Sport et politique : Une promiscuité malsaine
Le chef du gouvernement, Youssef Chahed a inauguré, ce dimanche 24 mars 2019, la salle de sport pluridisciplinaire de Cité Attayaran à la délégation d’Ezzouhour , fermée depuis 7ans. Il a aussi annoncé qu’un don de cent cinquante mille dinars sera octroyé à l’équipe locale, le COT. Bonne nouvelle pour les jeunes des cités défavorisées qui trouveront d’autres occupations autrement plus saines pour les corps et les esprits que la drogue, les cafés enfumés ou lézarder à plein temps.
Sauf que cet intérêt pour le sport avant quelques mois seulement des élections législatives et la présidentielle sent fort la campagne électorale et suscite les interrogations. De toute façon, quand les politiques s’intéressent au sport, c’est toujours dans l’intérêt des politiques, rarement dans celui du sport.
Un nouveau scandale a éclaboussé le football tunisien et le service de la poste cette semaine. Une réserve sportive envoyée par lettre recommandée par le club de Zarzis contre le club de Soliman n’est jamais arrivée à la Fédération de football. Il semble qu’un fonctionnaire de la poste s’est arrangé pour détruire cette lettre. Une enquête est en cours et l’agence de la poste à El Manar a été fermée jusqu’à la fin de l’enquête. Le président du club de Soliman à qui profite ce geste immonde qui déshonore le service public et le sport n’est autre que Walid Jellad, député du bloc parlementaire de l’alliance nationale et dirigeant du parti Tahia Tounes proche du chef du gouvernement.
On se souvient qu’un autre député de la constituante, Mahmoud Baroudi, s’était illustré, il y a quelques mois au cours d’une assemblée générale de la fédération de football, en défendant au nom de son équipe, la Grombalia sport, d’une manière très musclée, Slim Riahi, président du Club africain à l’époque, en délicatesse avec le président de la fédération wadii El Jeri. Seul le hasard fait qu’on retrouve Mahmoud Baroudi aujourd’hui parmi les cadres les plus actifs du parti Tahia Tounes proche du chef du gouvernement.
Le même chef du gouvernement qui a reçu il y a quelques jours dans ses bureaux à la Kasbah des dirigeants du Club africain. On croit savoir que la réunion s’est penchée sur les difficultés actuelles du club causées par une gestion catastrophique de l’ancien président. On croit même savoir que le chef de gouvernement serait intervenu auprès d’une banque de la place pour accorder un crédit au club lui permettant d’éviter les sanctions de la FIFA. Cela fera surement plaisir au « peuple CA » suffisamment nombreux pour faciliter son ascension au pouvoir, comme ce fût le cas avec Slim Riahi.
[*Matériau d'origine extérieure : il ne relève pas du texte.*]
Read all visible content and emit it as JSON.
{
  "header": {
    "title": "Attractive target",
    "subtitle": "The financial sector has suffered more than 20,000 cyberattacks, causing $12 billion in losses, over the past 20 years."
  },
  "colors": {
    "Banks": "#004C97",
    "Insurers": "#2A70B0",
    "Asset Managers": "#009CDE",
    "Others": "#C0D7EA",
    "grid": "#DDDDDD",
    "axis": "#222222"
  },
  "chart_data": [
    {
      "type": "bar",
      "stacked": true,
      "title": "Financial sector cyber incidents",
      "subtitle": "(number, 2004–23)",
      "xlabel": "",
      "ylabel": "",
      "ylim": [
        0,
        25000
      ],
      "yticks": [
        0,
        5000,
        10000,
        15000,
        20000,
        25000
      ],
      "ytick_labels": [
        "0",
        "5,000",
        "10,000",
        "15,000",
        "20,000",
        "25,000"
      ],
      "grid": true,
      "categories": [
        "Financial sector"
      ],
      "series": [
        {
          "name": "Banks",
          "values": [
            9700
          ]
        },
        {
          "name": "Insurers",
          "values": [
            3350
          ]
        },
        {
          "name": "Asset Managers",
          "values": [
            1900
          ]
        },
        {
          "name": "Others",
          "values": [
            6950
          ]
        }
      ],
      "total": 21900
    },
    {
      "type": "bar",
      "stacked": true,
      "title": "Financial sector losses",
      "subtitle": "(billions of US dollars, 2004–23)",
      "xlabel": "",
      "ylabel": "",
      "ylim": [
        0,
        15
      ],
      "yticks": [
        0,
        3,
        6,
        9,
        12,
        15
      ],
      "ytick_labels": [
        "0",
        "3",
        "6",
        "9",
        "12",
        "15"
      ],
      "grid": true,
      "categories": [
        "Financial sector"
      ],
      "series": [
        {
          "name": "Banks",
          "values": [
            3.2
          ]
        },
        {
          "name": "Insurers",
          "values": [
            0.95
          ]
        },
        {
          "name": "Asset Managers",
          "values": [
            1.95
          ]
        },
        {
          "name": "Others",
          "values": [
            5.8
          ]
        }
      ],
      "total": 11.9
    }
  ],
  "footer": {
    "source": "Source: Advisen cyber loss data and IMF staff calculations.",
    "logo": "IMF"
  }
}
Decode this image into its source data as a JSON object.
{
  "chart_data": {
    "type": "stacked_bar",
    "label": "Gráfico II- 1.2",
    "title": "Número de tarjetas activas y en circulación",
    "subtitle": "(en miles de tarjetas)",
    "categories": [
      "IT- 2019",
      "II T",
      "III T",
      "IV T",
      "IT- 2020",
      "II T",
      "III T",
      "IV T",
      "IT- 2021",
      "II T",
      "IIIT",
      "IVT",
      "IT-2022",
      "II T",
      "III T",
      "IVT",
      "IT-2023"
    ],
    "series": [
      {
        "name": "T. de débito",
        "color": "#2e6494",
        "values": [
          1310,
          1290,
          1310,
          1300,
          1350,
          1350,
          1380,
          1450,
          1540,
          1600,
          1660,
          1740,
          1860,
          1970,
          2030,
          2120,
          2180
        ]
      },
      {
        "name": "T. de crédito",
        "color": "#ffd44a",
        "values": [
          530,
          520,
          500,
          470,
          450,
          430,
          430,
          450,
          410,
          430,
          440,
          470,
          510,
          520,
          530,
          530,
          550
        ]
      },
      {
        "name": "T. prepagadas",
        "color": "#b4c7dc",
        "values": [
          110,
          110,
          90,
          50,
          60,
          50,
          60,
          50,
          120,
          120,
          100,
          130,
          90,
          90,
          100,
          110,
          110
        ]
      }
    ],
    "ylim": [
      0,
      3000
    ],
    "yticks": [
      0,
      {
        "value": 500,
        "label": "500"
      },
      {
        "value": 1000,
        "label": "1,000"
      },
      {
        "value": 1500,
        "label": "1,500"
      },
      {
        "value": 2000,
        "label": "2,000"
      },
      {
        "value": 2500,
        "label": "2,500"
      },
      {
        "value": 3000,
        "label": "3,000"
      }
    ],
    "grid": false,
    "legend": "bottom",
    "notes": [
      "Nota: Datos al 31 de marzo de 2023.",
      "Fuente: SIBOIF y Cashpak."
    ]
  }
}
Ce dernier avait pleinement profité de son passage à la tête du club qui subit aujourd’hui les conséquences de sa gestion désastreuse. Aux dernières nouvelles, Slim Riahi après avoir annoncé sa démission du Nidaa, semble avoir repris goût à politique puisqu’il a annoncé sa candidature, en tant qu’indépendant cette fois, à la prochaine élection présidentielle.
Seulement, par souci d’honnêteté, il faudrait souligner que cette relation malsaine entre le sport et la politique ne concerne pas uniquement le club africain, le chef du gouvernement, son parti politique et ses dirigeants. A la fin de la saison dernière, deux députés d’obédiences contradictoires, Sofiene Toubel du Nidaa et Ammar Amroussia de la Jebha se sont alliés pour investir le terrain et influencer l’arbitre en faveur de leur équipe. Malheureusement pour eux, leur intervention n’a servi à rien puisque l’équipe de Gafsa a été rétrogradée en deuxième division.
Toujours par souci d’honnêteté, il faut souligner aussi que ce caractère infect du rapport entre le sport et la politique est très ancien. Les présidents des clubs étaient désignés par les autorités régionales quand il s’agissait des petits clubs et par le président de la République lui-même quand il s’agissait des grands clubs. Cela permettait au pouvoir de contrôler le secteur de la jeunesse et des sports sans pour autant éliminer les frictions sérieuses qui peuvent exister entre certains clubs et leurs dirigeants comme ce fût le cas entre l’Espérance sportive de Tunis et Slim Chiboub d’un côté et Othmane Jenayeh et l’Etoile sportive du Sahel de l’autre. A plusieurs niveaux, le football tunisien continue toujours de payer les séquelles de cette querelle trentenaire.